陳墨氣喘吁吁地扶著合攏起來的石墻收回了那柄槍頭,他無力地癱坐在地上大口喘息著,當他終于緩過來準備詢問眾人的情況如何時,卻發現所有人都一動不動地把目光投向了地道的深處。
陳墨對著溫特斯的背影開口道:
“啊......喂,迪克......”
這時,從陳墨的鼻腔里傳來一陣奇異的味道。
這味道他一點都不陌生,只是這味道實在是過于濃烈,以至于陳墨都短暫陷入了不可置信的驚愕之中。
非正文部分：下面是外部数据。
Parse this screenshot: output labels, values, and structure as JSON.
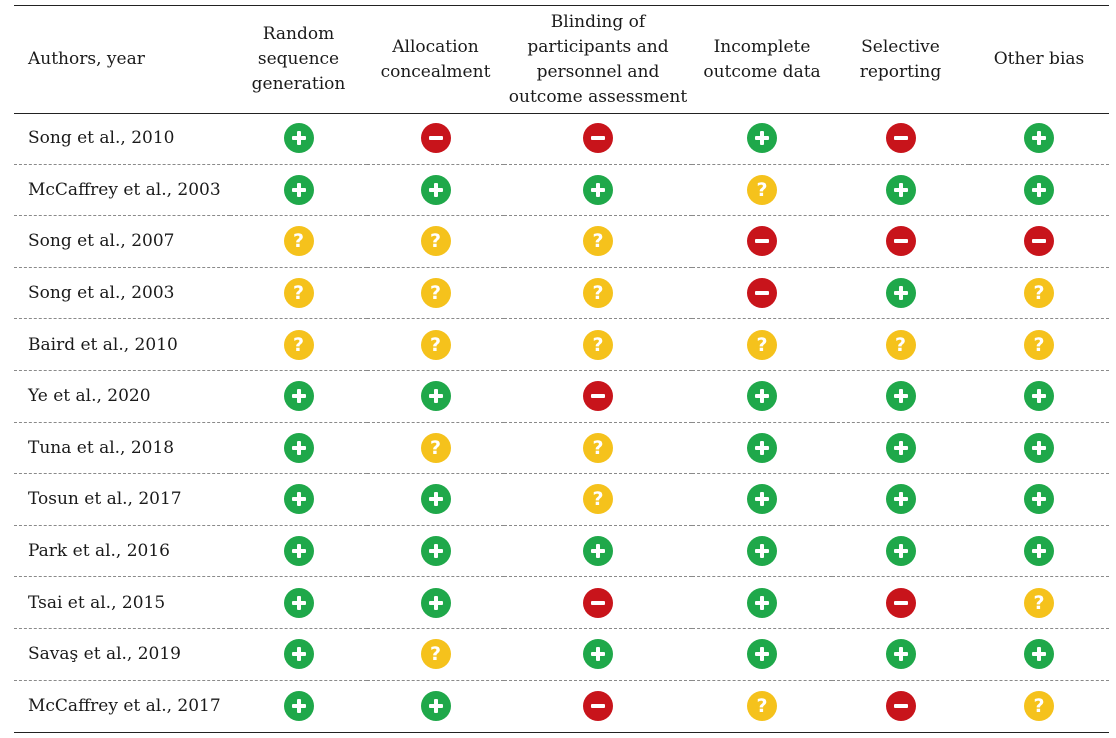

那是由大量的鮮血散發出來的血腥味,而且就算是戰場也很難嗅到如此令人喉頭發甜的鮮血味感。
陳墨從腿袋中取出了自己的手電筒,直直地照向了眾人目光所及之處。
陳墨冷靜地環顧了一圈眼前的景象,當他搞明白眾人這副模樣的原因以后,臉上并沒有出現任何波瀾之意。
只見這被石磚所環繞的地道里面,到處都是身著萊茵軍制服軍人的尸體。
那些萊茵軍軍人七散八落地分布在四周,有的人無力地倒在墻邊,而有的人則是直挺挺地被分尸成好幾截散落在地板上。
鮮血從那些逝者的身上向下汩汩流動著,溫熱的鮮血順著地磚溢成了一灘河流,其中還有兩具裝備著LACS作戰裝備的尸體以詭異的姿勢跪立在地上。
“是嗎......看來萊茵軍的確在地下是出了亂子,不然也不至于急著從外圍堵截我們突進地下,直接在里面守株待兔就完事了。”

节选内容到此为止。